Sussex Police revealed the sum while officers from 10 other forces were drafted in to help with policing the protest, which began last month.
Sussex Police and Crime Commissioner Katy Bourne said the force would now ask for help from the Government in meeting the growing bill.
"While Sussex Police continues to facilitate peaceful protest at the site in an appropriate and proportionate manner, the recent involvement of national groups suggests the demonstrations will continue long term," she said.
"This is leading to increased demand on police resources and is placing pressure on the police budget at a time when we are being asked to find significant savings.
"I am determined that this will not affect policing across the rest of Sussex and that the Chief Constable will have all the resources necessary to continue to keep Sussex safe."

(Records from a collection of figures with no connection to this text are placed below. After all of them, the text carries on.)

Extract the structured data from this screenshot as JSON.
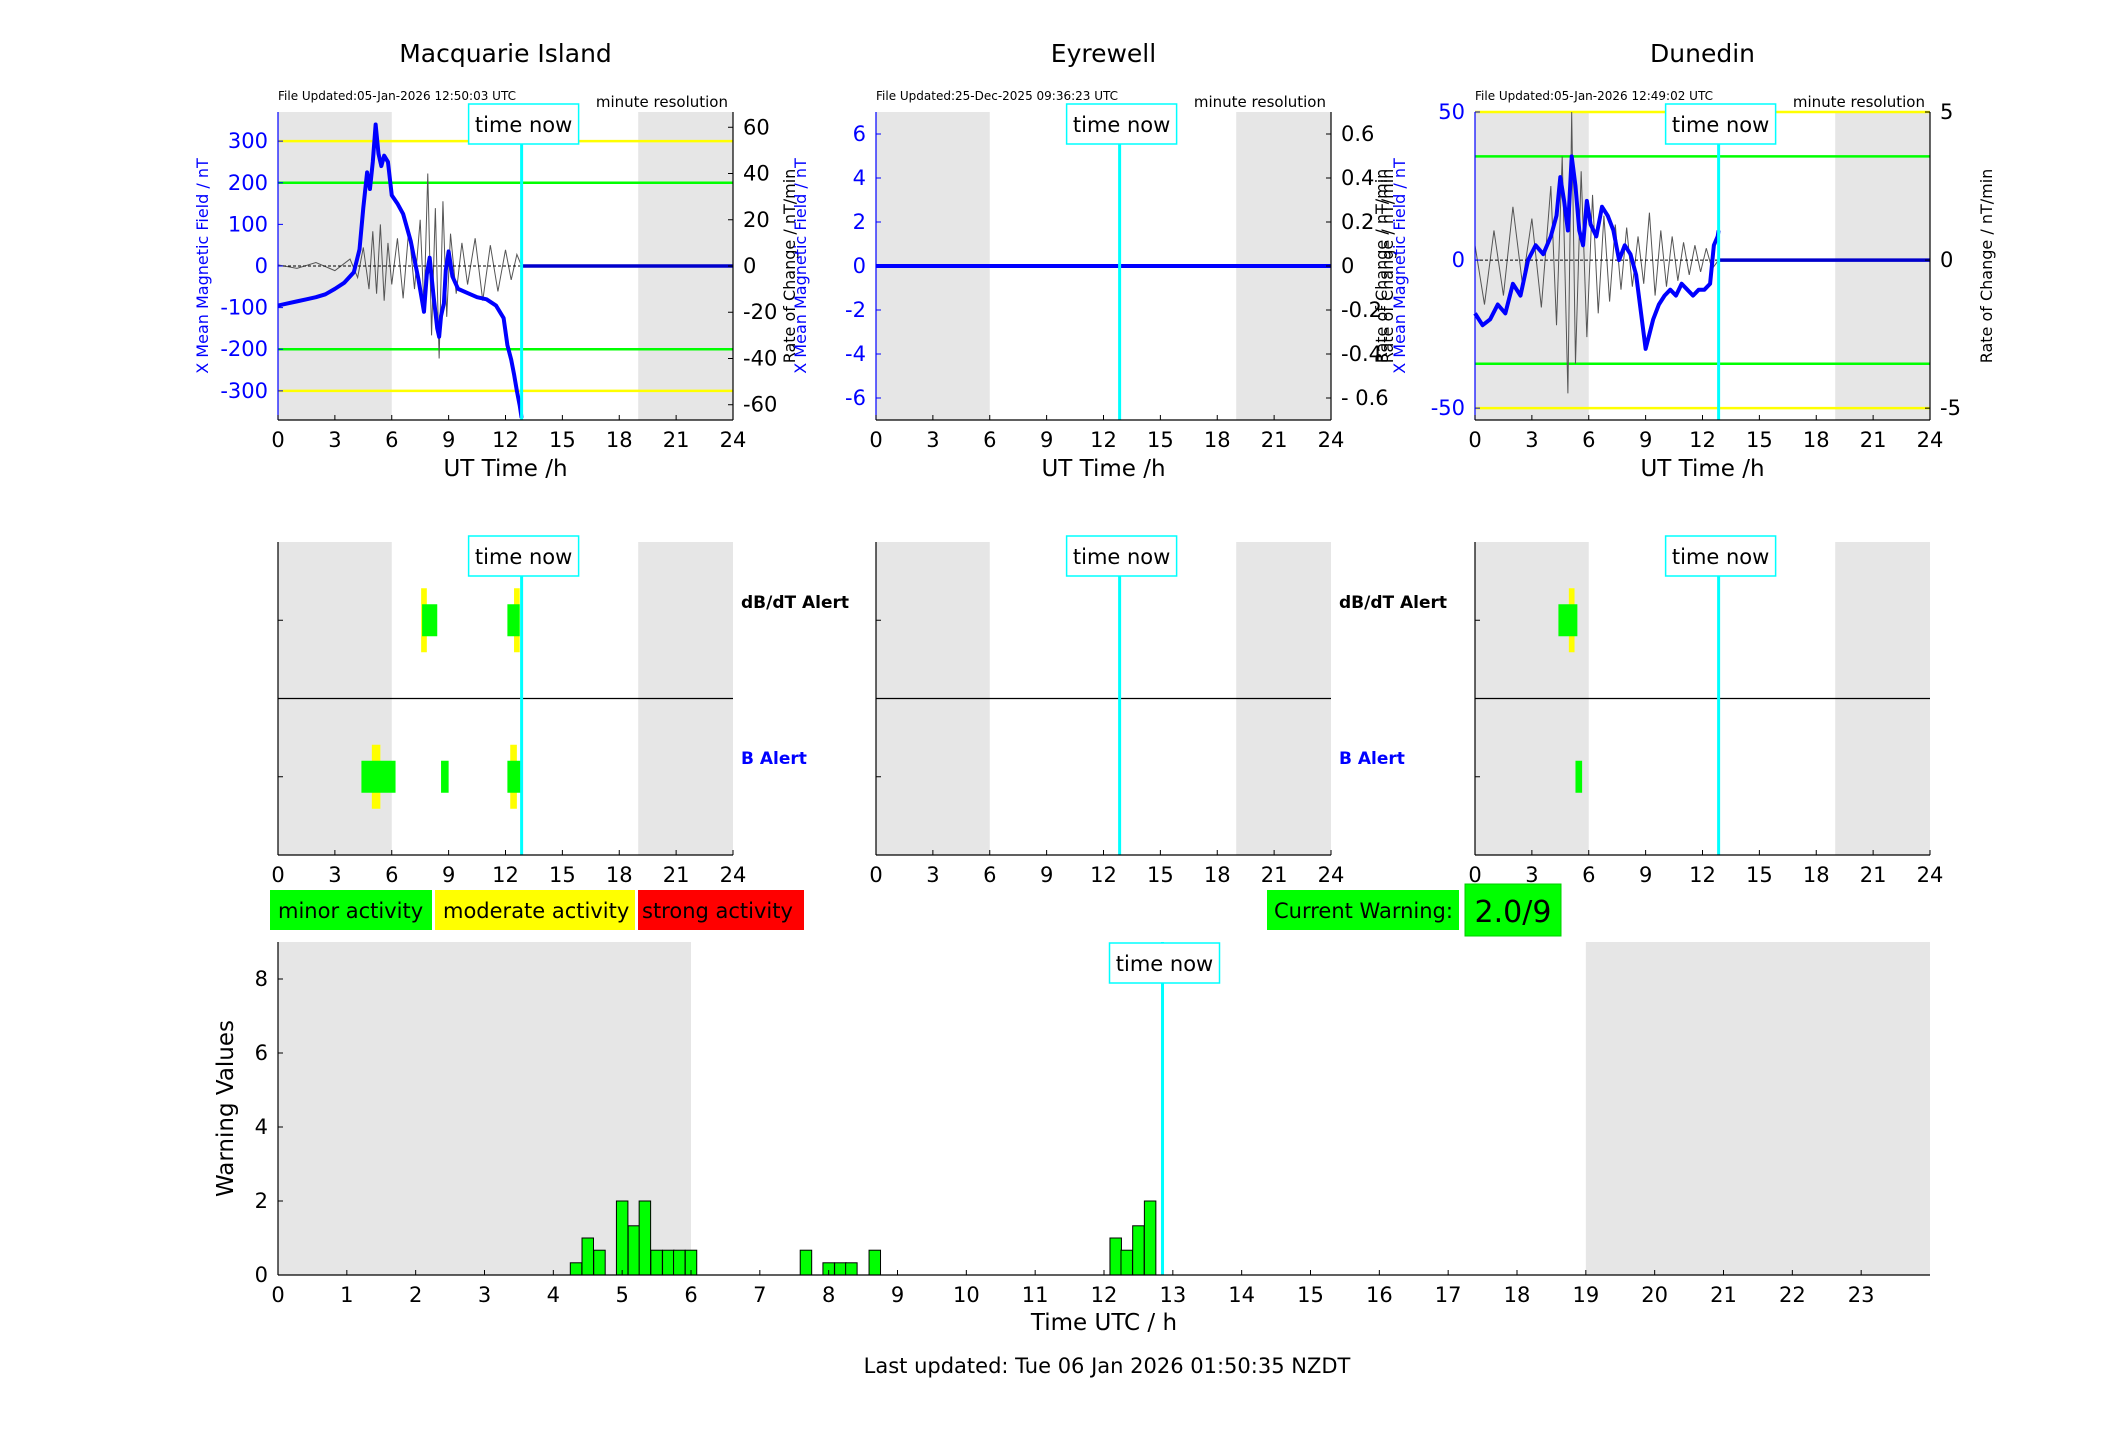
{
  "figure": {
    "footer": "Last updated: Tue 06 Jan 2026 01:50:35 NZDT",
    "time_now_label": "time now",
    "time_now_h": 12.85,
    "colors": {
      "field_line": "#0000ff",
      "rate_line": "#555555",
      "night_shading": "#e6e6e6",
      "time_now_line": "#00ffff",
      "minor": "#00ff00",
      "moderate": "#ffff00",
      "strong": "#ff0000",
      "axis_blue": "#0000ff"
    }
  },
  "legend": {
    "minor": "minor activity",
    "moderate": "moderate activity",
    "strong": "strong activity"
  },
  "current_warning": {
    "label": "Current Warning:",
    "value": "2.0/9"
  },
  "chart_data": [
    {
      "type": "line",
      "station": "Macquarie Island",
      "file_updated": "File Updated:05-Jan-2026 12:50:03 UTC",
      "resolution": "minute resolution",
      "xlabel": "UT Time /h",
      "ylabel_left": "X Mean Magnetic Field / nT",
      "ylabel_right": "Rate of Change / nT/min",
      "xlim": [
        0,
        24
      ],
      "xticks": [
        "0",
        "3",
        "6",
        "9",
        "12",
        "15",
        "18",
        "21",
        "24"
      ],
      "ylim_left": [
        -370,
        370
      ],
      "yticks_left": [
        -300,
        -200,
        -100,
        0,
        100,
        200,
        300
      ],
      "ytick_labels_left": [
        "-300",
        "-200",
        "-100",
        "0",
        "100",
        "200",
        "300"
      ],
      "ylim_right": [
        -66.6,
        66.6
      ],
      "yticks_right": [
        -60,
        -40,
        -20,
        0,
        20,
        40,
        60
      ],
      "ytick_labels_right": [
        "-60",
        "-40",
        "-20",
        "0",
        "20",
        "40",
        "60"
      ],
      "night_bands": [
        [
          0,
          6
        ],
        [
          19,
          24
        ]
      ],
      "thresholds": [
        {
          "value": 300,
          "level": "moderate"
        },
        {
          "value": 200,
          "level": "minor"
        },
        {
          "value": -200,
          "level": "minor"
        },
        {
          "value": -300,
          "level": "moderate"
        }
      ],
      "field_series": {
        "x": [
          0,
          0.5,
          1,
          1.5,
          2,
          2.5,
          3,
          3.5,
          4,
          4.3,
          4.5,
          4.7,
          4.85,
          5,
          5.15,
          5.3,
          5.45,
          5.6,
          5.8,
          6,
          6.3,
          6.6,
          7,
          7.4,
          7.7,
          7.85,
          8.0,
          8.2,
          8.4,
          8.5,
          8.6,
          8.75,
          8.85,
          9.0,
          9.2,
          9.5,
          10,
          10.5,
          11,
          11.5,
          11.9,
          12.1,
          12.3,
          12.45,
          12.6,
          12.75,
          12.85
        ],
        "y": [
          -95,
          -90,
          -85,
          -80,
          -75,
          -68,
          -55,
          -40,
          -15,
          40,
          140,
          225,
          185,
          250,
          340,
          270,
          240,
          265,
          250,
          170,
          150,
          125,
          60,
          -30,
          -110,
          -20,
          20,
          -70,
          -150,
          -170,
          -120,
          -90,
          -10,
          35,
          -25,
          -55,
          -65,
          -75,
          -80,
          -95,
          -125,
          -190,
          -225,
          -260,
          -300,
          -335,
          -365
        ]
      },
      "field_series_after_now": {
        "x": [
          12.85,
          24
        ],
        "y": [
          0,
          0
        ]
      },
      "rate_series": {
        "x": [
          0,
          1,
          2,
          3,
          3.8,
          4.2,
          4.5,
          4.8,
          5.0,
          5.2,
          5.4,
          5.6,
          5.8,
          6.0,
          6.3,
          6.6,
          6.9,
          7.2,
          7.5,
          7.7,
          7.9,
          8.1,
          8.3,
          8.5,
          8.7,
          8.9,
          9.1,
          9.4,
          9.7,
          10.0,
          10.4,
          10.8,
          11.2,
          11.6,
          12.0,
          12.3,
          12.6,
          12.85
        ],
        "y": [
          0.5,
          -1,
          1.5,
          -2,
          3,
          -5,
          8,
          -10,
          15,
          -12,
          18,
          -15,
          10,
          -8,
          12,
          -14,
          16,
          -10,
          20,
          -18,
          40,
          -30,
          25,
          -40,
          28,
          -22,
          14,
          -12,
          10,
          -8,
          12,
          -15,
          9,
          -11,
          7,
          -6,
          5,
          0
        ]
      },
      "y_label_unit_note": ""
    },
    {
      "type": "line",
      "station": "Eyrewell",
      "file_updated": "File Updated:25-Dec-2025 09:36:23 UTC",
      "resolution": "minute resolution",
      "xlabel": "UT Time /h",
      "ylabel_left": "X Mean Magnetic Field / nT",
      "ylabel_right": "Rate of Change / nT/min",
      "xlim": [
        0,
        24
      ],
      "xticks": [
        "0",
        "3",
        "6",
        "9",
        "12",
        "15",
        "18",
        "21",
        "24"
      ],
      "ylim_left": [
        -7,
        7
      ],
      "yticks_left": [
        -6,
        -4,
        -2,
        0,
        2,
        4,
        6
      ],
      "ytick_labels_left": [
        "-6",
        "-4",
        "-2",
        "0",
        "2",
        "4",
        "6"
      ],
      "ylim_right": [
        -0.7,
        0.7
      ],
      "yticks_right": [
        -0.6,
        -0.4,
        -0.2,
        0,
        0.2,
        0.4,
        0.6
      ],
      "ytick_labels_right": [
        "- 0.6",
        "-0.4",
        "-0.2",
        "0",
        "0.2",
        "0.4",
        "0.6"
      ],
      "night_bands": [
        [
          0,
          6
        ],
        [
          19,
          24
        ]
      ],
      "thresholds": [],
      "field_series": {
        "x": [
          0,
          24
        ],
        "y": [
          0,
          0
        ]
      },
      "field_series_after_now": {
        "x": [],
        "y": []
      },
      "rate_series": {
        "x": [],
        "y": []
      }
    },
    {
      "type": "line",
      "station": "Dunedin",
      "file_updated": "File Updated:05-Jan-2026 12:49:02 UTC",
      "resolution": "minute resolution",
      "xlabel": "UT Time /h",
      "ylabel_left": "X Mean Magnetic Field / nT",
      "ylabel_right": "Rate of Change / nT/min",
      "ylabel_left_extra": "Rate of Change / nT/min",
      "xlim": [
        0,
        24
      ],
      "xticks": [
        "0",
        "3",
        "6",
        "9",
        "12",
        "15",
        "18",
        "21",
        "24"
      ],
      "ylim_left": [
        -54,
        50
      ],
      "yticks_left": [
        -50,
        0,
        50
      ],
      "ytick_labels_left": [
        "-50",
        "0",
        "50"
      ],
      "ylim_right": [
        -5.4,
        5.0
      ],
      "yticks_right": [
        -5,
        0,
        5
      ],
      "ytick_labels_right": [
        "-5",
        "0",
        "5"
      ],
      "night_bands": [
        [
          0,
          6
        ],
        [
          19,
          24
        ]
      ],
      "thresholds": [
        {
          "value": 50,
          "level": "moderate"
        },
        {
          "value": 35,
          "level": "minor"
        },
        {
          "value": -35,
          "level": "minor"
        },
        {
          "value": -50,
          "level": "moderate"
        }
      ],
      "field_series": {
        "x": [
          0,
          0.4,
          0.8,
          1.2,
          1.6,
          2.0,
          2.4,
          2.8,
          3.2,
          3.6,
          4.0,
          4.3,
          4.5,
          4.7,
          4.9,
          5.1,
          5.3,
          5.5,
          5.7,
          5.9,
          6.1,
          6.4,
          6.7,
          7.0,
          7.3,
          7.6,
          7.9,
          8.2,
          8.5,
          8.8,
          9.0,
          9.2,
          9.4,
          9.7,
          10.0,
          10.3,
          10.6,
          10.9,
          11.2,
          11.5,
          11.8,
          12.1,
          12.4,
          12.6,
          12.8,
          12.85
        ],
        "y": [
          -18,
          -22,
          -20,
          -15,
          -18,
          -8,
          -12,
          0,
          5,
          2,
          8,
          15,
          28,
          20,
          10,
          35,
          25,
          10,
          5,
          20,
          12,
          8,
          18,
          15,
          10,
          0,
          5,
          2,
          -5,
          -20,
          -30,
          -25,
          -20,
          -15,
          -12,
          -10,
          -12,
          -8,
          -10,
          -12,
          -10,
          -10,
          -8,
          5,
          8,
          10
        ]
      },
      "field_series_after_now": {
        "x": [
          12.85,
          24
        ],
        "y": [
          0,
          0
        ]
      },
      "rate_series": {
        "x": [
          0,
          0.5,
          1,
          1.5,
          2,
          2.5,
          3,
          3.5,
          4,
          4.3,
          4.6,
          4.9,
          5.1,
          5.3,
          5.6,
          5.9,
          6.2,
          6.5,
          6.8,
          7.1,
          7.4,
          7.7,
          8.0,
          8.3,
          8.6,
          8.9,
          9.2,
          9.5,
          9.8,
          10.1,
          10.4,
          10.7,
          11.0,
          11.3,
          11.6,
          11.9,
          12.2,
          12.5,
          12.85
        ],
        "y": [
          0.5,
          -1.5,
          1,
          -1.2,
          1.8,
          -0.8,
          1.4,
          -1.6,
          2.5,
          -2.2,
          3.5,
          -4.5,
          5.0,
          -3.5,
          3.0,
          -2.6,
          2.2,
          -1.8,
          1.5,
          -1.4,
          1.2,
          -1.0,
          1.1,
          -0.9,
          0.8,
          -0.8,
          1.6,
          -1.2,
          1.0,
          -0.9,
          0.8,
          -0.7,
          0.6,
          -0.5,
          0.5,
          -0.4,
          0.4,
          -0.3,
          0
        ]
      }
    }
  ],
  "alert_panels": [
    {
      "station": "Macquarie Island",
      "row_labels": [
        "dB/dT Alert",
        "B Alert"
      ],
      "xticks": [
        "0",
        "3",
        "6",
        "9",
        "12",
        "15",
        "18",
        "21",
        "24"
      ],
      "night_bands": [
        [
          0,
          6
        ],
        [
          19,
          24
        ]
      ],
      "db_dt_blocks": [
        {
          "x0": 7.6,
          "x1": 8.4,
          "level": "minor"
        },
        {
          "x0": 7.55,
          "x1": 7.85,
          "level": "moderate"
        },
        {
          "x0": 12.1,
          "x1": 12.75,
          "level": "minor"
        },
        {
          "x0": 12.45,
          "x1": 12.75,
          "level": "moderate"
        }
      ],
      "b_blocks": [
        {
          "x0": 4.4,
          "x1": 6.2,
          "level": "minor"
        },
        {
          "x0": 4.95,
          "x1": 5.4,
          "level": "moderate"
        },
        {
          "x0": 8.6,
          "x1": 9.0,
          "level": "minor"
        },
        {
          "x0": 12.1,
          "x1": 12.85,
          "level": "minor"
        },
        {
          "x0": 12.25,
          "x1": 12.6,
          "level": "moderate"
        }
      ]
    },
    {
      "station": "Eyrewell",
      "row_labels": [
        "dB/dT Alert",
        "B Alert"
      ],
      "xticks": [
        "0",
        "3",
        "6",
        "9",
        "12",
        "15",
        "18",
        "21",
        "24"
      ],
      "night_bands": [
        [
          0,
          6
        ],
        [
          19,
          24
        ]
      ],
      "db_dt_blocks": [],
      "b_blocks": []
    },
    {
      "station": "Dunedin",
      "row_labels": [],
      "xticks": [
        "0",
        "3",
        "6",
        "9",
        "12",
        "15",
        "18",
        "21",
        "24"
      ],
      "night_bands": [
        [
          0,
          6
        ],
        [
          19,
          24
        ]
      ],
      "db_dt_blocks": [
        {
          "x0": 4.4,
          "x1": 5.4,
          "level": "minor"
        },
        {
          "x0": 4.95,
          "x1": 5.25,
          "level": "moderate"
        }
      ],
      "b_blocks": [
        {
          "x0": 5.3,
          "x1": 5.65,
          "level": "minor"
        }
      ]
    }
  ],
  "warning_chart": {
    "type": "bar",
    "xlabel": "Time UTC / h",
    "ylabel": "Warning Values",
    "xlim": [
      0,
      24
    ],
    "ylim": [
      0,
      9
    ],
    "xticks": [
      "0",
      "1",
      "2",
      "3",
      "4",
      "5",
      "6",
      "7",
      "8",
      "9",
      "10",
      "11",
      "12",
      "13",
      "14",
      "15",
      "16",
      "17",
      "18",
      "19",
      "20",
      "21",
      "22",
      "23"
    ],
    "yticks": [
      0,
      2,
      4,
      6,
      8
    ],
    "ytick_labels": [
      "0",
      "2",
      "4",
      "6",
      "8"
    ],
    "night_bands": [
      [
        0,
        6
      ],
      [
        19,
        24
      ]
    ],
    "bar_width_h": 0.1667,
    "bars": {
      "x": [
        4.33,
        4.5,
        4.67,
        5.0,
        5.17,
        5.33,
        5.5,
        5.67,
        5.83,
        6.0,
        7.67,
        8.0,
        8.17,
        8.33,
        8.67,
        12.17,
        12.33,
        12.5,
        12.67
      ],
      "y": [
        0.33,
        1.0,
        0.67,
        2.0,
        1.33,
        2.0,
        0.67,
        0.67,
        0.67,
        0.67,
        0.67,
        0.33,
        0.33,
        0.33,
        0.67,
        1.0,
        0.67,
        1.33,
        2.0
      ]
    }
  }
}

More than 1,000 new protesters turned up yesterday at the site as part of a six-day protest camp on the outskirts of the village of Balcombe.
They included the fashion designer Vivienne Westwood who called for a public debate on the issue.
She told Sky News that Prime Minister David Cameron's stance supporting fracking was outrageous: "It's just storing up for the future, near future even, with financial problems and ultimately, you know, we'll all fry.
"You know the ice caps are melting, the Earth is going to change dramatically and I don't know where he's (David Cameron) coming from - what is this race?"
Balcombe has become the focal point of fracking protests since energy firm Cuadrilla prepared to drill for oil at the site.
Campaigners fear the test drilling could lead to hydraulic fracturing, also known as fracking, but Cuadrilla has said it is unlikely to turn the site into a fossil fuel production area.
Conservationists have also lodged their objection to the planned scheme, warning that fracking close to an important, protected wildlife site for pink footed geese and whooper swans could disturb the birds.
In a letter to Lancashire County Council, the RSPB also raised concerns that increasing gas and oil use would undermine efforts to tackle climate change.
Protesters have now set up two camps a mile apart and some have said they intend to take "direct action" against the drilling site.
But some Balcombe residents have reacted angrily to the arrival of the anti-fracking protesters en masse, saying they are not representative of all villagers.
Derek Earl, 71, said: "I'm in the middle on the fracking debate, neither for nor against, but what I'm fed up with is the anti-frackers' behaviour.
"This lot have tunnel vision and they won't listen to anyone else's view. What is annoying is when they say that the overwhelming majority of the village supports them. They don't."